We look at the 2000-weight edge, and include it.
o o
| /|
| / | 2000
| / |
| / |
o o
Say Kruskal returns E'. Take any set F connecting all vertices. We improve it to make it more like E'. This will imply that E' is the optimal solution.
Let e be an edge in F but not in E'. Remove it. If this disconnects nothing, we have improved the set and we are done.

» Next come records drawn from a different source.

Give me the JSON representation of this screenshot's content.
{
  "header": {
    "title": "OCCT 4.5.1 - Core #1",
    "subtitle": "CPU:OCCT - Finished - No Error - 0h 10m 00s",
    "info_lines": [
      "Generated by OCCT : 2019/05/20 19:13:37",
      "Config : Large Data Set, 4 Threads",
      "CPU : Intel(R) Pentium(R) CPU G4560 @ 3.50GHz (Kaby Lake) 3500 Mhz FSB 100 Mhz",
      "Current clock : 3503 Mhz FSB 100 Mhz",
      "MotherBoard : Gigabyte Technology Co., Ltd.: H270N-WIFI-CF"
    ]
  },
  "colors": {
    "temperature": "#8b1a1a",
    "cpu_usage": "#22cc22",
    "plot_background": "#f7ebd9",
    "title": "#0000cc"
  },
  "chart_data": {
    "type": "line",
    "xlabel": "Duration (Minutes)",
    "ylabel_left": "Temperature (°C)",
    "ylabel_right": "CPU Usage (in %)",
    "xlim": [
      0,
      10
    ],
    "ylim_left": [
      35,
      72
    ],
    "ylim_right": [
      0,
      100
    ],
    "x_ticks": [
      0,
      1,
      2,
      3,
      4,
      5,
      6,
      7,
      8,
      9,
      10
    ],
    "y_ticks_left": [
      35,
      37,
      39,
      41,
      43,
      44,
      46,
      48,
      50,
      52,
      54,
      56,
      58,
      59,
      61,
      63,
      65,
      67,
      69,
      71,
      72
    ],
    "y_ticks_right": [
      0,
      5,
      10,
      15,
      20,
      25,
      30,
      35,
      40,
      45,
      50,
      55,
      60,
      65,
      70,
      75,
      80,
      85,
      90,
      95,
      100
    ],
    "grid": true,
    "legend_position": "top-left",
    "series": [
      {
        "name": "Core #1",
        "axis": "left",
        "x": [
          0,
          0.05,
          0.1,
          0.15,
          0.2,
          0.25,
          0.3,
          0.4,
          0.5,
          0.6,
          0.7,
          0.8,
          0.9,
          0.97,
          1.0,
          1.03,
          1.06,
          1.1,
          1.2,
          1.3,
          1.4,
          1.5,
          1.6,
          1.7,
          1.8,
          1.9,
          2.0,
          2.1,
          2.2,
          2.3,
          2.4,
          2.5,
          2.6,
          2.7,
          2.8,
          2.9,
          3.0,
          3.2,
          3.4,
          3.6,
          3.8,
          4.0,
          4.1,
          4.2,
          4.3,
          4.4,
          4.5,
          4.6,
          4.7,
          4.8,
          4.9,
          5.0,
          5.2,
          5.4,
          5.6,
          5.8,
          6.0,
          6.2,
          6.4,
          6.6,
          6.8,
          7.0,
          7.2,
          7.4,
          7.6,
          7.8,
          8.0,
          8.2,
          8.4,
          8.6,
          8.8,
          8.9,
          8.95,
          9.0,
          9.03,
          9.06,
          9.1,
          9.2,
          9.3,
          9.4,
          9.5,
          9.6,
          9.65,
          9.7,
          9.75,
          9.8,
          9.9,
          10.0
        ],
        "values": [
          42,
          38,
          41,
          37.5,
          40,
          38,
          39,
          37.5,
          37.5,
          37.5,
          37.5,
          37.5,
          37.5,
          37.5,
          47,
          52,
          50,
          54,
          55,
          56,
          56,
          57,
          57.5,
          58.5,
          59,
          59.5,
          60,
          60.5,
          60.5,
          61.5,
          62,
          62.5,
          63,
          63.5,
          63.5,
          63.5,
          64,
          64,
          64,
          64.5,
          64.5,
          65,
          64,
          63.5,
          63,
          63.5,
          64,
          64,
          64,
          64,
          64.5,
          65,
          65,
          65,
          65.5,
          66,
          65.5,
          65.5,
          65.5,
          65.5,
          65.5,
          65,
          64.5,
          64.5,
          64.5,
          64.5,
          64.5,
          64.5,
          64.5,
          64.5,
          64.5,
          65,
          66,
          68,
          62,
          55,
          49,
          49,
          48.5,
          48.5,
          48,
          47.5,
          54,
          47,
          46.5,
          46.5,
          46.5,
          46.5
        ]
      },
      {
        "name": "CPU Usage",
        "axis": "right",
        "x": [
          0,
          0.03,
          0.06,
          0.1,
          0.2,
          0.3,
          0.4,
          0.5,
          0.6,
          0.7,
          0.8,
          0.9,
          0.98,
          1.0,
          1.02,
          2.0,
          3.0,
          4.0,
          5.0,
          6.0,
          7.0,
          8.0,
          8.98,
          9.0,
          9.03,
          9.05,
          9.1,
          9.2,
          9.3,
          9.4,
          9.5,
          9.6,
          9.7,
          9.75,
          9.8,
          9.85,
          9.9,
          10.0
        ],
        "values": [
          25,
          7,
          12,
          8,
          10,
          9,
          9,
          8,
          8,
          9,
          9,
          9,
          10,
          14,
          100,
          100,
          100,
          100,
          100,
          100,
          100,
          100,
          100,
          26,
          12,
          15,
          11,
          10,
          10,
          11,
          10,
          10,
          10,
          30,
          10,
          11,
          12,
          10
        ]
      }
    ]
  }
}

Otherwise we have
/----\
|A |
| o |
\--|-/
|e
/--|-\
| o |
|B |
\----/
Let e' be the cheapest edge between A and B. E' includes e', so e is
not e', so F is better with e replaced by e'.
Problem class SetCover:
application: build as few fire hydrants as possible so every house is next to one.
*---o---o---*---o
\_ \_ | _/| _/
\ \|/ |/
o---o---o
\_____/
* represents is the optimal hydrant placement
We take S to be the vertices (houses) of the graph; for each vertex v,
we place into C the set of v and its adjacent vertices.
fact: All exact algorithms take exponential time (unless P != NP conjecture is false).
Algorithm Greedy-Set-Cover
C' <- empty set
U <- S
while U != empty set do
A <- subset from C covering the most of U
C' <- C' union { A }
U <- U minus A
od
return C'
example:
*---o---o---o---*
\_ \_ | _/| _/
\ \|/ |/
o---*---o
\_____/
* represents the hydrant placement chosen by the algorithm
Note that this is not optimal! But it is close.
Theorem: Let n = |S| and k be the size of the optimal solution. Greedy-Set-Cover returns at most k ln n + 1 subsets.
First set added has >= n / k items, leaving n (1 - 1/k) items in U. U is still covered by the optimal set, so the next set added to C' has >= |U|/k items, leaving <= (1 - 1/k) |U| <= n (1 - 1/k)^2 items in U. Generally, after the ith iteration, U has <= n (1 - 1/k)^i items.
When does this reach 1? Note that
(1 - 1/k)^k <= 1/e.We use this to simplify our expression.
n (1 - 1/k)^i = n ((1 - 1/k)^k)^(i / k) <= n (1/e)^(i/k)Now we work backwards to see how large i must be for this to be at most 1.
n (1/e)^(i/k) <= 1
n <= e^(i/k)
ln n <= i/k
i >= k ln n
So after at most k ln n iterations there will be at most 1 item left.
Picking up this item will take one more iteration. So C' has at most
k ln n + 1items in the set.